Então, não falarei dessa saudade sem nome nem da falta que seu carisma me faz, mas de uma parte de você que se eternizou em mim depois que me dei conta de que você não voltará mais.

Lembro-me perfeitamente o dia em que nos conhecemos, há mais de dez anos. Era um sábado ensolarado de outubro em que os dados da vida haviam me lançado à má sorte. Eu estava triste, caminhando a esmo pela rua, quando seu filho caçula, já então um amigo quase antigo, me levou até você. “Minha mãe é uma fortaleza. Saberá dizer alguma coisa”, disse-me ele, oferecendo gentilmente o ombro.

Mas naquela tarde, em sua casa, não houve formalidades de uma sessão de terapia ou a simulação constrangedora de um confessionário cristão. Pelo contrário, reunidos na mesa da cozinha, enquanto jogávamos buraco e petiscávamos linguicinha com cerveja, você foi me conhecendo aos poucos, extraindo de mim o que me afligia, fazendo-me perguntas informais com a mesma naturalidade que faz surgir as mais duradouras amizades. Poucas horas depois percebi que as histórias que me contava não eram exatamente conselhos, mas verdadeiros exemplos de vida – adquiridos por sua própria experiência – de que não há nada que não se possa dar a volta por cima. Por trás do leque de cartas, você falava e sorria; na parte oposta da mesa, eu ouvia e aprendia. E, graças às suas palavras de compreensão e afeto, antes mesmo de terminarmos a partida de baralho eu já me encontrava rindo de mim mesmo e do modo hilário que só você tinha ao tratar de assuntos sérios. Eu não pude prever, mas este foi o primeiro de muitos outros risos que dividimos ao longo de nosso convívio.

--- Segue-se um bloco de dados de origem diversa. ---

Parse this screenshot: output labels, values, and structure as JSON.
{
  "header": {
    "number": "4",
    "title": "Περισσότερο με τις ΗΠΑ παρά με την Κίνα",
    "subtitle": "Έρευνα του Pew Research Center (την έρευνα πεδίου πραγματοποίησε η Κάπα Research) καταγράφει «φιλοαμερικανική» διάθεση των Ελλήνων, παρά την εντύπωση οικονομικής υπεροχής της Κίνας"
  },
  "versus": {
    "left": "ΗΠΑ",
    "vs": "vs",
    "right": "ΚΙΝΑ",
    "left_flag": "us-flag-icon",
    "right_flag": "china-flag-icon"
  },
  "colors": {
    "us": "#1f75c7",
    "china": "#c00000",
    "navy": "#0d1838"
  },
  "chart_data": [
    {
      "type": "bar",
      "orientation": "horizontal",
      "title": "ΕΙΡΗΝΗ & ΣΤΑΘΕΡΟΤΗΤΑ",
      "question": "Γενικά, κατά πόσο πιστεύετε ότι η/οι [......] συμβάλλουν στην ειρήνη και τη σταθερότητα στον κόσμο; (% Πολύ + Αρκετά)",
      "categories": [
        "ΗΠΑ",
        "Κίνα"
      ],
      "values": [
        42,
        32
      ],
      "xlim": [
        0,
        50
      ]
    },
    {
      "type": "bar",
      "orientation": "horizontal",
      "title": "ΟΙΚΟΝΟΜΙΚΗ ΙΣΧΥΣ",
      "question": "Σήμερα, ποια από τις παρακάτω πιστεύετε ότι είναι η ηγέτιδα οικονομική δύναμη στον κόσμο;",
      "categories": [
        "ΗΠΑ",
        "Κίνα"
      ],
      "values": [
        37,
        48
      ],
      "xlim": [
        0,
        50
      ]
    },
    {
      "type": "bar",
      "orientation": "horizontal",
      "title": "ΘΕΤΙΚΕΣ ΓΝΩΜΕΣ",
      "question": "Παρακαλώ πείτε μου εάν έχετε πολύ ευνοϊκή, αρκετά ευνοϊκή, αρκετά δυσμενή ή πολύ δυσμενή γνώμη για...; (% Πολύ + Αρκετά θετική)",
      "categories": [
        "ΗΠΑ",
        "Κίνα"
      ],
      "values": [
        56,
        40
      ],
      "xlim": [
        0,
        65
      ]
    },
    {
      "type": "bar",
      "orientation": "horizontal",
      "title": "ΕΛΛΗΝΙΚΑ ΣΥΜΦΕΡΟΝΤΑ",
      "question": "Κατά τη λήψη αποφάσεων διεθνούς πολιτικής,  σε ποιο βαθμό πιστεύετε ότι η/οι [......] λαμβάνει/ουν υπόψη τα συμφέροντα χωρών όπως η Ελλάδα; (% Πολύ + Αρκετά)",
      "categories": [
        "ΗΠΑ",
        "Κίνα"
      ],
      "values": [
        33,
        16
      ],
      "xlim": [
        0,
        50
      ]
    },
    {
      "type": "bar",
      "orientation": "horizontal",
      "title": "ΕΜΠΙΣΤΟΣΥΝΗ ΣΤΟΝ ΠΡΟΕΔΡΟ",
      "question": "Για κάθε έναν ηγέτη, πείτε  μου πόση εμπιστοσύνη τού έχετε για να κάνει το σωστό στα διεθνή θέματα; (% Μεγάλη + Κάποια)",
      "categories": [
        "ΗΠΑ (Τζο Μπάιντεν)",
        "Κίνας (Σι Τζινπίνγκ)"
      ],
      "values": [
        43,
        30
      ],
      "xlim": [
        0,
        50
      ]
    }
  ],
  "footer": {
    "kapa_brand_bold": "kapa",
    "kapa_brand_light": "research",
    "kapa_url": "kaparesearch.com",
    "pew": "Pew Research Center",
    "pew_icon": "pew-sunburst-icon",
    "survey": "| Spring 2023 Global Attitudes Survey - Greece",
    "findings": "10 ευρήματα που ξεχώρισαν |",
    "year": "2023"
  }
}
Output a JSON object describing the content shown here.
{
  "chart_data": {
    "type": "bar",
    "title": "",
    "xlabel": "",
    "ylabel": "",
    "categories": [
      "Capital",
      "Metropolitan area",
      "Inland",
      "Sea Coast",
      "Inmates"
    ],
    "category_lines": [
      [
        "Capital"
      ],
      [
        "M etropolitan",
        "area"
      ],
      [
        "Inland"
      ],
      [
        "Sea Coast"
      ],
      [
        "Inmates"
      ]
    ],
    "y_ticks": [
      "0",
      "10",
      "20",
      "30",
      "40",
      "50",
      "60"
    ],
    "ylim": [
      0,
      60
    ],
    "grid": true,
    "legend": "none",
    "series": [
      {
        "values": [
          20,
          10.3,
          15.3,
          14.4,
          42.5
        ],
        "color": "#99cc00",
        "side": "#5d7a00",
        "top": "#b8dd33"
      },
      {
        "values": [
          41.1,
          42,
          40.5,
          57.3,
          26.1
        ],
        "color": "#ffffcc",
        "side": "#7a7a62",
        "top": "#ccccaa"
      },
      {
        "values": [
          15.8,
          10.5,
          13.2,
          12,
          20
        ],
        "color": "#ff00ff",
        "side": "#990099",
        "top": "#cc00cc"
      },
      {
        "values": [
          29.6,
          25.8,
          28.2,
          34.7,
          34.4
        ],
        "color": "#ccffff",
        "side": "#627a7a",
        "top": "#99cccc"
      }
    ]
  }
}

Com o tempo, a amizade que tinha com seus três filhos se consolidou ainda mais e se estendeu a você, seu marido e alguns outros de seu círculo mais íntimo. Não demorou muito para que minha esposa e eu começássemos a frequentar sua casa não apenas como pessoas queridas, mas como quase-parentes preenchendo espaços tão especiais que nem os de laços consanguíneos são capazes de ocupar. Formamos então uma espécie de família por consideração cujo maior bem eram o respeito mútuo e a vontade de estar perto.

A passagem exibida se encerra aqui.